The sign above the store says “Yonge Street Tattoo,” and a smaller sign reads, “We make your dreams a reality.” White lights flash from all corners of the window, making me wonder if it's there at all. Is it just a mirage? I open the heavy door and go inside, my fingers numb to everything I touch.

“I want a tattoo,” I tell the man sitting behind a small desk smoking a cigarette. He's got fifteen earrings in each ear and even more in his nose, lip, and the little piece of skin between his eyebrows. A tattooed lion raises a claw at me from the top of his shaved head; colourful vines peek out from under his sleeves.

“How much 'ya got?” he asks. I pull the bills out of my pocket and lay them on the desk so he can count them. “Twenty, forty, hundred, two hundred bucks. That'll do.” He points to the diagrams of eagles, crosses, and skulls taped to the wall behind his head. “What do you want?”

“What do you recommend?”

“Depends. If you're religious, you could get Jesus on the cross. If you like animals, why not get a snake wrapped around your arm or curled up on the small of your back. Barbed wire is always attractive as well.” He takes a deep drag of his cigarette and puts it out into an ashtray filled with butts.

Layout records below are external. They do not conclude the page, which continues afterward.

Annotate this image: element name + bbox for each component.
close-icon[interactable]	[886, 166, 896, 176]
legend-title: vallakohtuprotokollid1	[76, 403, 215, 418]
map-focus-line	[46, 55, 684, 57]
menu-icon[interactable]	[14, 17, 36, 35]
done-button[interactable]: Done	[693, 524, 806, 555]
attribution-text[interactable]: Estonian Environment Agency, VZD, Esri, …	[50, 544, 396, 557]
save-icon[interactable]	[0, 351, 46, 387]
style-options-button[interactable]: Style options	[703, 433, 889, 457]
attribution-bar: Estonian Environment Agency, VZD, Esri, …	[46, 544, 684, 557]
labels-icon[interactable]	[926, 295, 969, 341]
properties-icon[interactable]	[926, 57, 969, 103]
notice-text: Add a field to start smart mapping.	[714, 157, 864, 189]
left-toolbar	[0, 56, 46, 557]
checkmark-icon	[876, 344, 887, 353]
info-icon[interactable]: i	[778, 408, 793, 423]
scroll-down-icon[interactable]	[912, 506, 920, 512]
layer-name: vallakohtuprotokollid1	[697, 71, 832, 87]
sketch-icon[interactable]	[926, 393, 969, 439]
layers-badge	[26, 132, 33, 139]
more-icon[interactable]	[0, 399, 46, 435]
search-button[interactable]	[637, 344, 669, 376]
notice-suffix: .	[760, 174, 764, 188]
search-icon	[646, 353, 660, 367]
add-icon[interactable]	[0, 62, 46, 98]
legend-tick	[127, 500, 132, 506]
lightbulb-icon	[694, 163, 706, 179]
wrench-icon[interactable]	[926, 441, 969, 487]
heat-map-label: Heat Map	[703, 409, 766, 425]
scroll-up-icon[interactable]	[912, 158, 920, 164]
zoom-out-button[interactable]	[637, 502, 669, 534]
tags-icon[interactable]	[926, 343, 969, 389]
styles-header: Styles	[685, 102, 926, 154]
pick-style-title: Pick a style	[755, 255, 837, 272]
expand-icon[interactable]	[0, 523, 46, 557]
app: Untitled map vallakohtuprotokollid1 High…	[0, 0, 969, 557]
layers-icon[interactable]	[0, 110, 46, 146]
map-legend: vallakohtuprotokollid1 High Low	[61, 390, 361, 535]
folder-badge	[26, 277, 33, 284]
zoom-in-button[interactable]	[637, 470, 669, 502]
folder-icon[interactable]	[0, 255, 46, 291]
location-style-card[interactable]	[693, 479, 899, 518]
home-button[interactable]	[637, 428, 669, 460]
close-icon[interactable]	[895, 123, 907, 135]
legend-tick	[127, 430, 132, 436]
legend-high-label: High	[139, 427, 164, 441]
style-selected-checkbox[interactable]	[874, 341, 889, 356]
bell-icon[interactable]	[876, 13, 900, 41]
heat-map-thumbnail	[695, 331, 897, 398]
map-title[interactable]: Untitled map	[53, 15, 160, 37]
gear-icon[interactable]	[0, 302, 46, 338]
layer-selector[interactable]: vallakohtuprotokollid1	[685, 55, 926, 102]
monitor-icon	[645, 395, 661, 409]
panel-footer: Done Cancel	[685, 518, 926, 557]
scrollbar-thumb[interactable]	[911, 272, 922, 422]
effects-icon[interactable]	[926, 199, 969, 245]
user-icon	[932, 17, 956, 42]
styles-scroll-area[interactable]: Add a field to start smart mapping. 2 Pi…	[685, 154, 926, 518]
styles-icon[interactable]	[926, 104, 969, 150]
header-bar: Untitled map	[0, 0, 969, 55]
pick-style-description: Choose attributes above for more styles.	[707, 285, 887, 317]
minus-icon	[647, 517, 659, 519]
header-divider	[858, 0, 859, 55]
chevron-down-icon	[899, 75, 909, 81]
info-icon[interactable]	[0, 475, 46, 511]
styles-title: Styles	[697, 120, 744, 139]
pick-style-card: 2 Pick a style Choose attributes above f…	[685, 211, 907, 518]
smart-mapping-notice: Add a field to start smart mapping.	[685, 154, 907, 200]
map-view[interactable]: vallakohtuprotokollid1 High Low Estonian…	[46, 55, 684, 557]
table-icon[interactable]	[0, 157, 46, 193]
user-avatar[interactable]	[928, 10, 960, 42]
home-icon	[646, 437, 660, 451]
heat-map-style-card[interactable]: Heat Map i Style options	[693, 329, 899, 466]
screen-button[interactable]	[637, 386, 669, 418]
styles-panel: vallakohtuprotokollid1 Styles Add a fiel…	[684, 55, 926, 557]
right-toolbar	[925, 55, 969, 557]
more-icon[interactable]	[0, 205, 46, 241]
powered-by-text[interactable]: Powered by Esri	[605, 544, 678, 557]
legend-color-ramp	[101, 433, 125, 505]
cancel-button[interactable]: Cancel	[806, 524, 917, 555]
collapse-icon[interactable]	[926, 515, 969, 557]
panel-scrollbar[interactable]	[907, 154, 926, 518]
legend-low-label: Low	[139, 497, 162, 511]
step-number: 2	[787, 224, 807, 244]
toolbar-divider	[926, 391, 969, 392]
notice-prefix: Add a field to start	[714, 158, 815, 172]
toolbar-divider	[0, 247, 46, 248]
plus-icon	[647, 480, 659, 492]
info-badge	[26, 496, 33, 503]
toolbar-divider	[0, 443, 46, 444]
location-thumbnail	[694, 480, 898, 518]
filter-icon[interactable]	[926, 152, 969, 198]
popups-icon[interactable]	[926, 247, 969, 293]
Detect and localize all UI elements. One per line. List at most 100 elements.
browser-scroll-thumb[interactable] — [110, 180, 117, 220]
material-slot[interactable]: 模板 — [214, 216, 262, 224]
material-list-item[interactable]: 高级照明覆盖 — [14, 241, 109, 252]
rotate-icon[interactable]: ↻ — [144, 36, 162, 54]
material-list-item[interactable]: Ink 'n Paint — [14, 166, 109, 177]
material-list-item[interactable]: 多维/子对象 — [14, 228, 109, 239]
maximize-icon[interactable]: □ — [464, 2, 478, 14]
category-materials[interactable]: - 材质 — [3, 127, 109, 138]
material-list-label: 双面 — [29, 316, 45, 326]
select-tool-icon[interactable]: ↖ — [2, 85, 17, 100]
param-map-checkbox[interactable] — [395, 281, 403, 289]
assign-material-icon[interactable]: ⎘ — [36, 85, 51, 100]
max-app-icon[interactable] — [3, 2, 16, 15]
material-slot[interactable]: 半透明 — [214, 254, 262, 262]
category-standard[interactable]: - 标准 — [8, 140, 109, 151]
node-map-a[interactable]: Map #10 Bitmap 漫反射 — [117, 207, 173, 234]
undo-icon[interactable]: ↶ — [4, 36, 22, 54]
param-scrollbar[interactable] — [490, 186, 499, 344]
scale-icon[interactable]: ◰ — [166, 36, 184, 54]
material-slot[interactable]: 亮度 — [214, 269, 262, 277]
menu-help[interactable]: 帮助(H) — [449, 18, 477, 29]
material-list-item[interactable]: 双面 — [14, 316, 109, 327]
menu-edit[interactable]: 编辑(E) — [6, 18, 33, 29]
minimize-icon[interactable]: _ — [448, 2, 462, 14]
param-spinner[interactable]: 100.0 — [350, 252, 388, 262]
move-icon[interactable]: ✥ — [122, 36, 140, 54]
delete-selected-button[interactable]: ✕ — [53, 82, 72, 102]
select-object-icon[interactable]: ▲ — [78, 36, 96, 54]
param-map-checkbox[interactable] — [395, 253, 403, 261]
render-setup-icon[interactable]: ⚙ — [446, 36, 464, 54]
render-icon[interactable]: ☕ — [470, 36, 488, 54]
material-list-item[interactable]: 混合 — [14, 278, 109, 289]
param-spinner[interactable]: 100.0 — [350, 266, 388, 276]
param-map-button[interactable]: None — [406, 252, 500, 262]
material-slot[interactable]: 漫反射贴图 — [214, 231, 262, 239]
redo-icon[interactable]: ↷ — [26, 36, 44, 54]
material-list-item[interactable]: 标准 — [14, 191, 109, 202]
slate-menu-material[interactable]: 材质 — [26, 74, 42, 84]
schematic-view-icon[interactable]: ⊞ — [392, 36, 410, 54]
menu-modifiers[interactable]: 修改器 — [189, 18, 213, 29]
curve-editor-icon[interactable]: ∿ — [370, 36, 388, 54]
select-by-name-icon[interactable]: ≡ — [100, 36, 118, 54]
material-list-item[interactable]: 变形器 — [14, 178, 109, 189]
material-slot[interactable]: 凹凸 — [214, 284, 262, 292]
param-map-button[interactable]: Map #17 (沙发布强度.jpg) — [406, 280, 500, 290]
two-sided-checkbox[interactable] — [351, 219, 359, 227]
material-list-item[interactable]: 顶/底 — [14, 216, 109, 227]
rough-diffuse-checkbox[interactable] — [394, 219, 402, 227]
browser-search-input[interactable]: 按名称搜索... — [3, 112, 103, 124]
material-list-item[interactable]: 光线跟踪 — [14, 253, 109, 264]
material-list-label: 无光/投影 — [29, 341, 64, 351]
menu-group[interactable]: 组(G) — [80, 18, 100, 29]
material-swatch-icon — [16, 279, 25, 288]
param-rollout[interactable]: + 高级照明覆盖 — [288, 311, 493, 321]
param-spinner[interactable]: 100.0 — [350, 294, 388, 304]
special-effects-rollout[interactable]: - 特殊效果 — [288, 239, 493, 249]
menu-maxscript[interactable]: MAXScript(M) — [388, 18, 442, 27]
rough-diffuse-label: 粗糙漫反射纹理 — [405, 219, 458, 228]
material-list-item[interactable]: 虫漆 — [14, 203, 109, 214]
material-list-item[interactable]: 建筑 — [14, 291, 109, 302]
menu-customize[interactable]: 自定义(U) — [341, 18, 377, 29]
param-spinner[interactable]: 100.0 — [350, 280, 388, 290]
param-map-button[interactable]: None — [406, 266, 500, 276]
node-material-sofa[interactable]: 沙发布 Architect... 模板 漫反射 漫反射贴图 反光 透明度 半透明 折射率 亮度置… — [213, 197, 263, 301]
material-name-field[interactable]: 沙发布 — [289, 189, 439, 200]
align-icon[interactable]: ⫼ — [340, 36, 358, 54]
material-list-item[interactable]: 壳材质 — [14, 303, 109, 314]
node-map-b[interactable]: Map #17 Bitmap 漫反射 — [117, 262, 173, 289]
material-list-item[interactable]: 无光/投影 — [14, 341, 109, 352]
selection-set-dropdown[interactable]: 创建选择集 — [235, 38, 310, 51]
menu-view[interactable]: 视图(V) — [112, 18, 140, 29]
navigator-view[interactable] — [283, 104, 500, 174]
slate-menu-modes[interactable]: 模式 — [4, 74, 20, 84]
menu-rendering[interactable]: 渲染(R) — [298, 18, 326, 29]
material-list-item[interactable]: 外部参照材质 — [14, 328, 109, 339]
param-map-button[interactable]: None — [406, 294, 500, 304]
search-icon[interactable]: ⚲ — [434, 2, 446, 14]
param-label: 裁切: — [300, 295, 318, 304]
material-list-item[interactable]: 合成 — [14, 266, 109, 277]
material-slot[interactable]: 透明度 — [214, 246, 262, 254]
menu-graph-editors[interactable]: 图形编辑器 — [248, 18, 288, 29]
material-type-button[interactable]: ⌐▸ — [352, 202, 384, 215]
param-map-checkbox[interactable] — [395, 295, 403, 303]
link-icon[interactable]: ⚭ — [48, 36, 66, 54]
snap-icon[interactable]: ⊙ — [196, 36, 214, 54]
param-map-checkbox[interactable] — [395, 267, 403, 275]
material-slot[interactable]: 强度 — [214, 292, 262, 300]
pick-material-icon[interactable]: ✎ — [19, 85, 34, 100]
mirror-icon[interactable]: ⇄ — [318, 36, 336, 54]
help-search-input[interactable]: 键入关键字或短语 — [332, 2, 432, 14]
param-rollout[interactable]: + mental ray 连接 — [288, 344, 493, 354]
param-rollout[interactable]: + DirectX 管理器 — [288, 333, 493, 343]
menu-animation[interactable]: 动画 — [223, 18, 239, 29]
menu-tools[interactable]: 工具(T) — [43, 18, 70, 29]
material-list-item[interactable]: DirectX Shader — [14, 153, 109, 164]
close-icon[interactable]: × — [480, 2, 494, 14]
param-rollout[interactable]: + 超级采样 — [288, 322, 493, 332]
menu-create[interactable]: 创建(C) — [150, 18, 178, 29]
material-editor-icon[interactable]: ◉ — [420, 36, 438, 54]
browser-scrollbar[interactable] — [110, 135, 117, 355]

“I want to get someone's name. On my chest, here.”

“So, on your tit you mean?”

“No, here. Over my heart.” I lay my hand on the left side.

“Get on the table then.” I lie down on the cold silver table, which seems to be spinning in place.

“Does it matter that I'm a little drunk?”

“Nah, as long as you can stay still. Now, whose name do you want? A boyfriend's?”

“No, I want the name ‘Mari' – M-A-R-I – as pretty as you can make it.”

“Take off your shirt then.” I remove my blouse and pull my bra strap down off my shoulder. My nipples protrude through white cotton, but I'm not embarrassed. I'm feeling too much to feel anything. He uses a cotton swab to disinfect my skin and pulls out an electric needle from his drawer. “Black ink okay? It's all you can afford.”

“Aren't you going to draw an outline or anything?

“I prefer to go freehand. Now, just relax and it won't hurt too much.” The man leans over me on the table, red light sticking to his body, breathing the smell of nicotine smoke in my face. I close my eyes as the needle pricks me in and out. My ears feel like they are vibrating up and down, my whole body is swimming in invisible waves.

I think about my father with the straight pin and ink . . . pushing it in and out by his own hand.

“It hurts,” I tell him, even though my skin feels mostly numb.

“Just hold still.”

When he has finished the M and A, my guts start to churn. I put my hand on my stomach, roll to the side and throw up orange chunks onto the man's lap.